The IMF’s recommendation comes amidst Nigeria’s struggle with record-high inflation and economic challenges exacerbated by the COVID-19 pandemic.

The report highlights the inefficiency and ineffectiveness of subsidies, noting that they are costly and poorly targeted.

According to the IMF, higher-income groups tend to benefit more from these subsidies, resulting in a misallocation of resources. With pump prices and electricity tariffs currently below cost-recovery levels, subsidy costs are projected to increase significantly, reaching up to three percent of the gross domestic product (GDP) in 2024.

The IMF suggests that once Nigeria’s social protection schemes are enhanced and inflation is brought under control, subsidies should be phased out.

The government’s social intervention scheme, developed with support from the World Bank, aims to provide targeted support to vulnerable households, potentially benefiting around 15 million households or 60 million Nigerians.

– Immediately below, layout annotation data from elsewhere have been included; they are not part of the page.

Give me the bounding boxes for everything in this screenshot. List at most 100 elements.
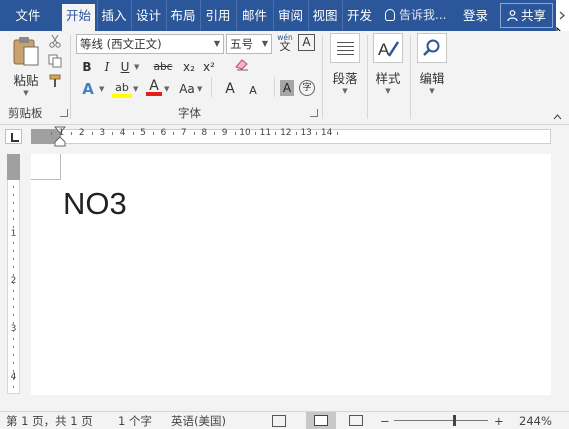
tab-view[interactable]: 视图 bbox=[308, 0, 341, 31]
vertical-ruler-tick bbox=[13, 234, 14, 236]
margin-corner bbox=[31, 154, 61, 180]
tab-insert[interactable]: 插入 bbox=[97, 0, 130, 31]
underline-button[interactable]: U bbox=[118, 58, 132, 76]
horizontal-ruler[interactable]: 1 2 3 4 5 6 7 8 9 10 11 12 13 14 bbox=[0, 126, 569, 147]
vertical-ruler-tick bbox=[13, 194, 14, 196]
styles-dropdown-arrow: ▼ bbox=[385, 87, 391, 95]
tab-layout[interactable]: 布局 bbox=[166, 0, 199, 31]
ribbon-tab-bar: 文件 开始 插入 设计 布局 引用 邮件 审阅 视图 开发 告诉我... 登录 … bbox=[0, 0, 569, 31]
lightbulb-icon bbox=[385, 9, 395, 21]
font-name-combobox[interactable]: 等线 (西文正文) ▼ bbox=[76, 34, 224, 54]
bold-button[interactable]: B bbox=[80, 58, 94, 76]
styles-button[interactable]: A 样式 ▼ bbox=[370, 33, 406, 99]
paste-label: 粘贴 bbox=[13, 73, 39, 88]
tab-home[interactable]: 开始 bbox=[62, 4, 95, 31]
underline-dropdown-arrow[interactable]: ▼ bbox=[134, 58, 139, 76]
tab-file[interactable]: 文件 bbox=[0, 0, 56, 31]
document-text[interactable]: NO3 bbox=[63, 186, 127, 222]
copy-icon bbox=[48, 54, 62, 68]
status-bar: 第 1 页，共 1 页 1 个字 英语(美国) − + 244% bbox=[0, 411, 569, 429]
font-size-combobox[interactable]: 五号 ▼ bbox=[226, 34, 272, 54]
change-case-dropdown-arrow[interactable]: ▼ bbox=[197, 80, 202, 98]
zoom-slider-thumb[interactable] bbox=[453, 415, 456, 426]
grow-font-button[interactable]: A bbox=[223, 80, 237, 98]
shrink-font-button[interactable]: A bbox=[246, 82, 260, 100]
styles-icon: A bbox=[373, 33, 403, 63]
web-layout-icon[interactable] bbox=[349, 415, 363, 426]
vertical-ruler-tick bbox=[13, 322, 14, 324]
chevron-down-icon[interactable]: ▼ bbox=[211, 35, 223, 53]
editing-label: 编辑 bbox=[419, 71, 445, 86]
clipboard-launcher-icon[interactable] bbox=[60, 109, 68, 117]
paste-button[interactable]: 粘贴 ▼ bbox=[8, 35, 44, 97]
paragraph-button[interactable]: 段落 ▼ bbox=[327, 33, 363, 99]
tell-me-box[interactable]: 告诉我... bbox=[385, 0, 446, 31]
ruler-tick bbox=[234, 132, 236, 135]
zoom-in-button[interactable]: + bbox=[494, 412, 504, 429]
separator bbox=[211, 77, 212, 97]
copy-button[interactable] bbox=[48, 54, 66, 72]
ruler-number: 3 bbox=[99, 128, 106, 138]
tab-mailings[interactable]: 邮件 bbox=[236, 0, 272, 31]
ruler-number: 5 bbox=[140, 128, 146, 138]
tab-developer[interactable]: 开发 bbox=[342, 0, 376, 31]
format-painter-button[interactable] bbox=[48, 74, 66, 92]
word-count[interactable]: 1 个字 bbox=[118, 412, 152, 429]
enclose-char-border-button[interactable]: A bbox=[298, 34, 315, 51]
separator bbox=[274, 77, 275, 97]
zoom-slider-track[interactable] bbox=[394, 420, 488, 421]
tab-selector-icon[interactable] bbox=[5, 129, 22, 144]
vertical-ruler-tick bbox=[13, 226, 14, 228]
vertical-scrollbar[interactable] bbox=[553, 147, 569, 401]
page-count[interactable]: 第 1 页，共 1 页 bbox=[6, 412, 93, 429]
font-color-button[interactable]: A bbox=[146, 77, 162, 96]
zoom-level[interactable]: 244% bbox=[519, 412, 552, 429]
character-shading-button[interactable]: A bbox=[280, 80, 294, 96]
strikethrough-button[interactable]: abc bbox=[152, 58, 174, 76]
superscript-button[interactable]: x² bbox=[201, 58, 217, 76]
vertical-ruler-tick bbox=[13, 370, 14, 372]
login-link[interactable]: 登录 bbox=[463, 0, 488, 31]
tab-review[interactable]: 审阅 bbox=[273, 0, 307, 31]
highlight-button[interactable]: ab bbox=[112, 78, 132, 98]
zoom-out-button[interactable]: − bbox=[380, 412, 390, 429]
tab-design[interactable]: 设计 bbox=[131, 0, 165, 31]
subscript-button[interactable]: x₂ bbox=[181, 58, 197, 76]
phonetic-guide-button[interactable]: wén 文 bbox=[276, 33, 294, 55]
font-group-label: 字体 bbox=[178, 106, 201, 120]
document-page[interactable]: NO3 bbox=[31, 154, 551, 395]
collapse-ribbon-icon[interactable] bbox=[553, 109, 562, 120]
vertical-ruler-tick bbox=[13, 346, 14, 348]
cut-button[interactable] bbox=[48, 34, 66, 52]
font-launcher-icon[interactable] bbox=[310, 109, 318, 117]
enclose-characters-button[interactable]: 字 bbox=[299, 80, 315, 96]
vertical-ruler-tick bbox=[13, 186, 14, 188]
font-color-dropdown-arrow[interactable]: ▼ bbox=[164, 80, 169, 98]
vertical-ruler-tick bbox=[13, 338, 14, 340]
ruler-number: 11 bbox=[259, 128, 272, 138]
change-case-button[interactable]: Aa bbox=[178, 80, 196, 98]
italic-button[interactable]: I bbox=[100, 58, 114, 76]
highlight-dropdown-arrow[interactable]: ▼ bbox=[133, 80, 138, 98]
vertical-ruler-tick bbox=[13, 306, 14, 308]
share-button[interactable]: 共享 bbox=[500, 3, 553, 28]
read-mode-icon[interactable] bbox=[272, 415, 286, 427]
paragraph-label: 段落 bbox=[332, 71, 358, 86]
editing-button[interactable]: 编辑 ▼ bbox=[414, 33, 450, 99]
vertical-ruler-tick bbox=[13, 298, 14, 300]
ruler-number: 12 bbox=[280, 128, 292, 138]
language-indicator[interactable]: 英语(美国) bbox=[171, 412, 226, 429]
tab-references[interactable]: 引用 bbox=[200, 0, 235, 31]
ruler-number: 2 bbox=[78, 128, 85, 138]
text-effects-button[interactable]: A bbox=[80, 80, 96, 98]
vertical-ruler-tick bbox=[13, 362, 14, 364]
group-separator bbox=[70, 35, 71, 119]
text-effects-dropdown-arrow[interactable]: ▼ bbox=[99, 80, 104, 98]
ruler-tick bbox=[132, 132, 134, 135]
paste-dropdown-arrow: ▼ bbox=[23, 89, 29, 97]
ribbon-home: 粘贴 ▼ 剪贴板 等线 (西文正文) ▼ 五号 ▼ wén 文 A B I U … bbox=[0, 31, 569, 125]
clear-formatting-button[interactable] bbox=[234, 56, 252, 74]
chevron-down-icon[interactable]: ▼ bbox=[259, 35, 271, 53]
vertical-ruler-number: 2 bbox=[10, 276, 17, 286]
print-layout-icon bbox=[314, 415, 328, 426]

However, concerns persist regarding the removal of subsidies, particularly in light of the recent announcement of an increase in electricity tariffs by the Nigerian Electricity Regulatory Commission (NERC).

While the government has taken steps to reduce subsidies, including the removal of the costly petrol subsidy, there are lingering challenges in fully implementing these reforms.

Nigeria’s fiscal deficit is projected to be higher than anticipated, according to the IMF staff’s analysis.

The persistence of fuel and electricity subsidies is expected to contribute to this fiscal imbalance, along with lower oil and gas revenue projections and higher interest costs.